Excerpt from Three Novels


"I'm only giving you an outline of the story of Case X, indeed, it isn't even an outline; I couldn't give a connected account of what happened to him from one year to the next. Besides, his life didn't consist of events; events necessitate will, or something, at least, that isn't indifference; but having lost his memory, Case X undoubtedly lost most of the motives that influence people. You can't conceive what an alert force our memory is; we look at the world through eyes of previous experience, we greet things like old acquaintances, and our attention is held by what captivated it once; the greater part of our relations with everything around us is tied by the fine and invisible hands of reminiscence. A man without memory would be a man without relations; he would be surrounded by strangeness, and the sound which would reach him would not contain any answers.

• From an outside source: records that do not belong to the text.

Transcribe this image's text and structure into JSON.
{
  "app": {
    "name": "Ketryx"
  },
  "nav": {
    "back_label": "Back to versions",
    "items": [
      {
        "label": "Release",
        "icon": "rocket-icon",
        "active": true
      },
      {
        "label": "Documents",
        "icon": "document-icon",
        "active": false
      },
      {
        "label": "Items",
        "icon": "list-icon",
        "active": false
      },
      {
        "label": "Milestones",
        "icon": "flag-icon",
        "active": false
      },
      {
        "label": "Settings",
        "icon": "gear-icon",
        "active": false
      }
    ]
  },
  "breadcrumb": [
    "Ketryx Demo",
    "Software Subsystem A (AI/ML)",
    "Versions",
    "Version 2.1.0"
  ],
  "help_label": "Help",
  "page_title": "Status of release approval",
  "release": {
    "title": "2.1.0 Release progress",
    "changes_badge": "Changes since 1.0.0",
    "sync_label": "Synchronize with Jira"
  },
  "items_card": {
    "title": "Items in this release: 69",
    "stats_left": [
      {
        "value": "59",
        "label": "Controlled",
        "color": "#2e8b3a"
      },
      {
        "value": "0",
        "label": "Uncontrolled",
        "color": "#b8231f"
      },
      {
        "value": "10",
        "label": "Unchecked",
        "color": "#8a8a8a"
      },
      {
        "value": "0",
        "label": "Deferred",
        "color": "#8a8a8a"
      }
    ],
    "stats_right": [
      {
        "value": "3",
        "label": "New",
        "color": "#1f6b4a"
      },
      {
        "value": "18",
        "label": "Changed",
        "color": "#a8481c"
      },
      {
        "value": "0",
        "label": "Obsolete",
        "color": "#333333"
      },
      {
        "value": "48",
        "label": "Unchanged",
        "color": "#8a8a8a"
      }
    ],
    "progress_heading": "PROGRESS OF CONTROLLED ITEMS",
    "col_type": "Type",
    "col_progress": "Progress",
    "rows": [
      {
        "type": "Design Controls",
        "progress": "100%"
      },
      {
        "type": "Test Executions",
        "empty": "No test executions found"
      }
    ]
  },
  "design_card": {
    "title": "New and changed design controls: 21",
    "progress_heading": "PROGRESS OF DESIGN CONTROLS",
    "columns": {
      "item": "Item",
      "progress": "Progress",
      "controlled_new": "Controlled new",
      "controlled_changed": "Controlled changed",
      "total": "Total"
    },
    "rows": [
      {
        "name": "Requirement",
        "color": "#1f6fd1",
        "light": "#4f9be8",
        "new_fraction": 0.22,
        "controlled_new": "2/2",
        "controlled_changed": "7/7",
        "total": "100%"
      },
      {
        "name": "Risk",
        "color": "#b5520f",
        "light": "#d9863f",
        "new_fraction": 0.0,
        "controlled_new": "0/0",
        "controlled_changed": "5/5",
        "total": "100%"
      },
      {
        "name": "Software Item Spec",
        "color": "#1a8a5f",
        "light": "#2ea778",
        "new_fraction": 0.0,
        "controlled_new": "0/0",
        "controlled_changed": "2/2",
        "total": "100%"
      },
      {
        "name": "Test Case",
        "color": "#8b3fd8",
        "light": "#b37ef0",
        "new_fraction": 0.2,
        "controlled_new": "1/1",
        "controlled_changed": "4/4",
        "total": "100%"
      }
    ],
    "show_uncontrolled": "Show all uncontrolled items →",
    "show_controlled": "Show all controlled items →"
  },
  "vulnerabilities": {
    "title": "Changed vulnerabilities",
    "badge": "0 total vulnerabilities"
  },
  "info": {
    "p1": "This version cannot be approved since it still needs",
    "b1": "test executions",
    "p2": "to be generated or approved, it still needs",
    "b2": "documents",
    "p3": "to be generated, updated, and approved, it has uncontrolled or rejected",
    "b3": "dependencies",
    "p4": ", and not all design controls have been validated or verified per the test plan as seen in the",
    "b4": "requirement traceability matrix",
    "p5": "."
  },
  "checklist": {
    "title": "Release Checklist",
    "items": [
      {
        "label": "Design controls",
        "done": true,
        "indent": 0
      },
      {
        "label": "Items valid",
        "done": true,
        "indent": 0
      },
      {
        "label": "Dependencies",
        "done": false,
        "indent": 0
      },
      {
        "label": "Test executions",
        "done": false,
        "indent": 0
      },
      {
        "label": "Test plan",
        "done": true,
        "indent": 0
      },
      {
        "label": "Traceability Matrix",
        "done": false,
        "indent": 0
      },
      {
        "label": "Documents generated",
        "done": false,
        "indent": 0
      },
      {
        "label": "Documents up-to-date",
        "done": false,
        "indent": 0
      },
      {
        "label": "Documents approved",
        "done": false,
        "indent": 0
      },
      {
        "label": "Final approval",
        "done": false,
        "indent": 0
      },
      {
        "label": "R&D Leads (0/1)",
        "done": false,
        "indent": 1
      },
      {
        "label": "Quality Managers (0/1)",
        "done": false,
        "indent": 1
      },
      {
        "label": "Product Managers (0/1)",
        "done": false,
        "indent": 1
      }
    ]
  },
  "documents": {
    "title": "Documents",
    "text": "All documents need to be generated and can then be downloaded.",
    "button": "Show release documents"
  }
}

And yet think of Mr. Kettelring wandering from place to place as if he were seeking something. Don't be deceived by that; he was not interested enough to be after anything, and if he had been left to himself perhaps he would have stayed sitting permanently by that cracking wall at Deux Maries, gazing at the lizards, darting or motionless. He merely accepted the commercial interests of the Cuban Don as his own and he was led on by them. Everywhere there was some step, or stump, where he could sit down; he followed the path of a drop of sweat running down his back; he listened to the dry rustling of the palms, or of the lebbek pods, and he was mildly amused to see how lazily people moved. It was like a kaleidoscope, and he turned it round to make them move quicker.